A tale proposito nello scritto di Cimadevilla si legge: "L'Unità era sulla strada di trasformarsi in un’Unità di Insabbiamento. Di fronte a crimini di simile entità non sono legittimi il segreto, né il mistero, né la protezione di amici. L’indagine sull’attentato all'AMIA è rimasta affossata nelle determinazioni previe di ipotesi di verità, sulla base di decisioni precedenti che fa trapelare ingenuità epistemologica, bensì semplice inerzia, ipocrisia, vigliaccheria o direttamente complicità istituzionale. C'è un intreccio di reati, traffici e affari, strategici e diplomatici, che ruotano attorno all'attentato".
"L’operato dello Stato argentino nell'investigazione è lontano dall’essere efficace e concreto. Tutto il contrario, le centinaia di vite distrutte all’AMIA non sono riuscite a commuovere l'indifferenza dello Stato che, ben lontano dall’indagare e punire, si è gongolato in un'evidente convivenza delittuosa fino a degli estremi promiscui. L'analisi delle manovre di insabbiamento, che assunsero livelli smisurati, avalla l'ipotesi che è stata ostacolata l'investigazione riguardo i meccanismi dell'attentato per proteggere e mantenere occulto un profuso substrato di corruzione e le molteplici collusioni locali”.
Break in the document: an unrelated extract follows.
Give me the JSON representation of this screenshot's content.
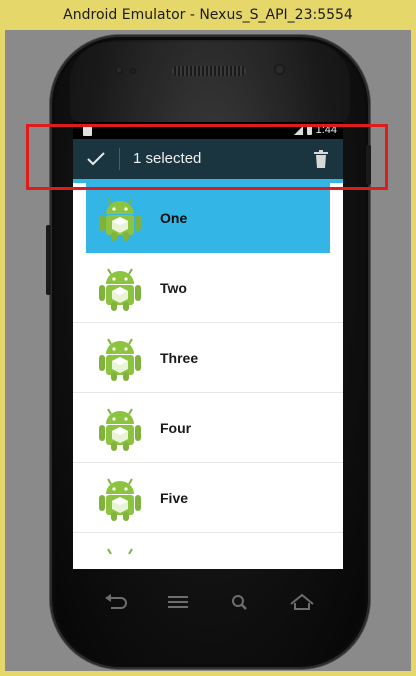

Mario Cimadevilla e Juan José Salinas: il caso AMIA fa alzare ancora una volta il dito accusatore di entrambi per smascherare i responsabili materiali ed intellettuali, e anche per smascherare i complici di un sistema di corruzione che ha segnato con esplosivi e morte, una pagina nera della storia argentina.
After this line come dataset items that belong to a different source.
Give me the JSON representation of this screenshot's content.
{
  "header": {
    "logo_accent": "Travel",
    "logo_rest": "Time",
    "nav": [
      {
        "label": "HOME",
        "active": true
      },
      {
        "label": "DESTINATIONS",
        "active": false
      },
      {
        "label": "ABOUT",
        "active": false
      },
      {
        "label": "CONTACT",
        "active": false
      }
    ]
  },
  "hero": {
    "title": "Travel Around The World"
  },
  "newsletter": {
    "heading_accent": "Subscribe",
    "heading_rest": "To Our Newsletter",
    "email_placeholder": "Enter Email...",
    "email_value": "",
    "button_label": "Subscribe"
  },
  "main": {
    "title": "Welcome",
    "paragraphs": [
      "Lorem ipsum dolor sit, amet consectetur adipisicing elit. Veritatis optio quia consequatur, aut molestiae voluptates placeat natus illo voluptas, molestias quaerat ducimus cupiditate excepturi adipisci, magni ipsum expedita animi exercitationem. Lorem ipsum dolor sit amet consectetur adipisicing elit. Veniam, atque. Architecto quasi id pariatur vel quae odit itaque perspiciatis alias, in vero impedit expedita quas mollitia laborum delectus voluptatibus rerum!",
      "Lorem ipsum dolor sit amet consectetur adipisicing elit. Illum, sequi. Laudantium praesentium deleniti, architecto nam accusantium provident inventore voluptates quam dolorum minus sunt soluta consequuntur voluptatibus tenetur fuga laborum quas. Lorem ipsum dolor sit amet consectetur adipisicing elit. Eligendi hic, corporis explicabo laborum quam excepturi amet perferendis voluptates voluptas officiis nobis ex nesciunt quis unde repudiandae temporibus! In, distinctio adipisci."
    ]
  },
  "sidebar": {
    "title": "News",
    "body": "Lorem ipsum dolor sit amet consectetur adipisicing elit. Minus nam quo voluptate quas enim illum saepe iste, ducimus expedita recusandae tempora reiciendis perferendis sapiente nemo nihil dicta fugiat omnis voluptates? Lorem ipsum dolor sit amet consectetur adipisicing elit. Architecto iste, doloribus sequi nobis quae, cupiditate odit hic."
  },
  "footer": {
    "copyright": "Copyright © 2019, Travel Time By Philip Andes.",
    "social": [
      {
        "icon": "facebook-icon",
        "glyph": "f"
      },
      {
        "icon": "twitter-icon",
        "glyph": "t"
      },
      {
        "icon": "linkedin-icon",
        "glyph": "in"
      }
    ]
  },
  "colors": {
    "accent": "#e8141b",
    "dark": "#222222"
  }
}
Una pagina estremamente raccapricciante, per il cinismo che ha caratterizzato le indagini su entrambe le esplosioni partendo da una sola premessa: quella di occultare la verità costi quel che costi; quella di occultarla ed insabbiarla, costi quel che costi. Perché la rete dei coinvolti a diversi livelli è molto estesa.
È ripugnante da qualunque punto lo si guardi. E diventa ancora più ripugnante con il passare degli anni, quando ogni 365 giorni le istituzioni dello Stato, e dall’Esecutivo stesso mettono i bastoni fra le ruote, in modo che il carro avanzi a passo di lumaca in cerca della verità.
Dal '92 e dal '94, ogni giorno trascorso ha visto erigere una specie di bandiera dell'impunità, perché tutto attorno alle esplosioni vi è odore di zolfo mafioso e di funzionari di Stato corrotti (di vari paesi, compreso Israele), ed i servizi di intelligence (anche di vari paesi, incluso il MOSSAD), marci. Marci. Molto marci.
Mario Cimadevilla e Juan José Salinas hanno alzato il dito accusatore con proposito di denuncia.
Perché è già ora di un vero cambiamento per scalfire l’intricata rete mafiosa, e farla sgretolare.
Distruggerla affinché una volta raggiunto l’obiettivo si possano recuperare la dignità e la verità, di una società calpestata dal crimine.
Perché in sostanza, le due esplosioni sono semplicemente azioni mafiose ispirate dalla sete di potere e di denaro, attraverso affari sporchi, come ad esempio il traffico di armi.